Sally Brampton and Virginia Woolf

Sally Brampton and Virginia Woolf.

When I first saw Sally Brampton’s name trending on twitter today I felt that shudder that prequels bad news.

And sure enough, she has left us.

Before I knew how, I thought of Virginia Woolf.

This is an excerpt from Virginia Woolf’s suicide note to her husband.

…You have given me the greatest possible happiness. You have been in every way all that anyone could be. I don’t think two people could have been happier ’til this terrible disease came

So, it is not simply about being unhappy.

Depression is so hard to understand unless you have experienced it and even then…

I knew I had one of Sally Brampton’s books in my library. I could even picture the cover in my mind. Unprepossessing but memorable all the same and hence it was easy to find amongst those gathering a little dust in my garage.

Concerning Lily was published in 1998 and I probably read it soon after.

Sally Brampton RIP

I am not going to pretend I fully recall the story but I do remember the feeling that the title evokes. Unexplained melancholy.

So here I am some eighteen years later.

I open the first page I wonder if there are any clues to the future?

Chapter One starts like this.

‘Elizabeth Delaware felt in an obscure way that life had let her down. This, despite everything surrounding her, which conspired to make her as happy as she could be.’

The character goes on to mention that ‘it was not so much that she was unhappy as that she was not as happy as her  friends seemed to think she had a duty to be…’

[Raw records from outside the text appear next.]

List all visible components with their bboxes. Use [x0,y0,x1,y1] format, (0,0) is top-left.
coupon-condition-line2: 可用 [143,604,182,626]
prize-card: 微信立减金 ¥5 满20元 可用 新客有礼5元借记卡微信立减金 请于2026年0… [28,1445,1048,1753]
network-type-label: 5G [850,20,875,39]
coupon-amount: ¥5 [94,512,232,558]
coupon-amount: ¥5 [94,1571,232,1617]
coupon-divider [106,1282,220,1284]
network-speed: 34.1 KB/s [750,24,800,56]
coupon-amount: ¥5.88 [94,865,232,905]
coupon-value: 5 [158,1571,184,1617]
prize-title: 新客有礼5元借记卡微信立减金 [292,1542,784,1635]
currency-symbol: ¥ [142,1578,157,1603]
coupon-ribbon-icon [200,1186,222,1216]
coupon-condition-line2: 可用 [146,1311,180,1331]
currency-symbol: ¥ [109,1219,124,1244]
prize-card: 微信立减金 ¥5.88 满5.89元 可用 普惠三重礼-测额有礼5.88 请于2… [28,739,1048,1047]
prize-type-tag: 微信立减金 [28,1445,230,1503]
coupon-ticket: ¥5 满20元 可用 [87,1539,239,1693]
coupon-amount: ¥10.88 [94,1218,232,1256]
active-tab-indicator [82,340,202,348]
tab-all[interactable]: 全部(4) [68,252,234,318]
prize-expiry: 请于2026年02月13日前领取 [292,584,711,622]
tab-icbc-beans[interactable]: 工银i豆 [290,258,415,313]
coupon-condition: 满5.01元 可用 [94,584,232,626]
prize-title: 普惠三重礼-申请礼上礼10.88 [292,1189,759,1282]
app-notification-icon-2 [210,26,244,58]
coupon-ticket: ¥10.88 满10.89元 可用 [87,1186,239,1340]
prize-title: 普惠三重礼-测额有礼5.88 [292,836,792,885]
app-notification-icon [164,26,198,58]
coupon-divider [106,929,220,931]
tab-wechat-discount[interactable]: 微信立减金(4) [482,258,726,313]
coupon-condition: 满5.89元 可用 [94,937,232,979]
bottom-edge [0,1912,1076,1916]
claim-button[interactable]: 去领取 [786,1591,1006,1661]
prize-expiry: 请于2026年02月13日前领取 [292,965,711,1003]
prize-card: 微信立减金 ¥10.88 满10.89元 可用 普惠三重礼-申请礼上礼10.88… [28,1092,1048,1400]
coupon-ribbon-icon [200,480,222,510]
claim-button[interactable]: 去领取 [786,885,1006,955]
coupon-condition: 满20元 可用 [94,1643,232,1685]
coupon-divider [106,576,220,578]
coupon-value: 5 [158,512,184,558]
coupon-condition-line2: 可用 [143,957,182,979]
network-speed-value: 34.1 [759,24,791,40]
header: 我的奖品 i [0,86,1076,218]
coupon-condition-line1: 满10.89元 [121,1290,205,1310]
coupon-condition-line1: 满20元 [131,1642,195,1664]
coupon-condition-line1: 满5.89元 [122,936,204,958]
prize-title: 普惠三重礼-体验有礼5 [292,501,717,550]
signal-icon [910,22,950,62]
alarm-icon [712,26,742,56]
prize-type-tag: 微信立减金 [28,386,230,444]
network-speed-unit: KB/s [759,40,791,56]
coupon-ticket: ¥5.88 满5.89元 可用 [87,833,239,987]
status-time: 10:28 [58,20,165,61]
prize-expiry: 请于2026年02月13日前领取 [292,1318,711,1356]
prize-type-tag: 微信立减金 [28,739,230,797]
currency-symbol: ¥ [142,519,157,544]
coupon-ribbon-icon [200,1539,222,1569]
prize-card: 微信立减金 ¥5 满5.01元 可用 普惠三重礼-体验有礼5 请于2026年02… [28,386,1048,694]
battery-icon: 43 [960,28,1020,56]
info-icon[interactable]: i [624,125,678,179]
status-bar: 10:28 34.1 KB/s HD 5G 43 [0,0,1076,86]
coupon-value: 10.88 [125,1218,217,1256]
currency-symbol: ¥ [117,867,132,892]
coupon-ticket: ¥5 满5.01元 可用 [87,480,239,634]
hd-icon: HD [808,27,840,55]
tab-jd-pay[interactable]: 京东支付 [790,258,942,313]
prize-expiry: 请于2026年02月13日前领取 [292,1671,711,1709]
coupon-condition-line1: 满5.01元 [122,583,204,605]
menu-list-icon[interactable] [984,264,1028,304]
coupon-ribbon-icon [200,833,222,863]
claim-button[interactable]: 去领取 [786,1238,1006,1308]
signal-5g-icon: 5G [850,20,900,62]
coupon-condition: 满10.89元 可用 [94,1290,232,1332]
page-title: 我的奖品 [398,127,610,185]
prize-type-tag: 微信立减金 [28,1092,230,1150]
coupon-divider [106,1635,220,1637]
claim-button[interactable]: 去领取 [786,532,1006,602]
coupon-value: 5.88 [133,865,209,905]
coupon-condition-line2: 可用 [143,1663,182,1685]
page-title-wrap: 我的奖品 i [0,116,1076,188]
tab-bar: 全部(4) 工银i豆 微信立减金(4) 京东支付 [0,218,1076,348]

Probably even more telling and from experience absolutely typical of the 1980s.

The book continues…’his [Elizabeth’s husband] adoration had become part of her character, like her blue eyes or blonde hair. They didn’t of course, ask her how she felt’

 

Sally Brampton had been receiving professional help and support from her family. How hard it must be for them.  And how hard it is for us mere mortals to accept that maybe there was nothing more we could have done.

Horribly helpless.

Most of us find that the hardest feeling of all.

Tis better to have loved and lost than never to have loved at all.

(A line from Alfred Lord Tennyson’s poem, “In Memoriam A. H. H.”) Tom: I’ve been so miserable since Nancy and I broke up. I wish I’d never met her. 

Fred: Come on, now—’tis better to have loved and lost than never to have loved at all.

I still wonder sometimes about this quote.

With love to anyone dealing with such tragic loss.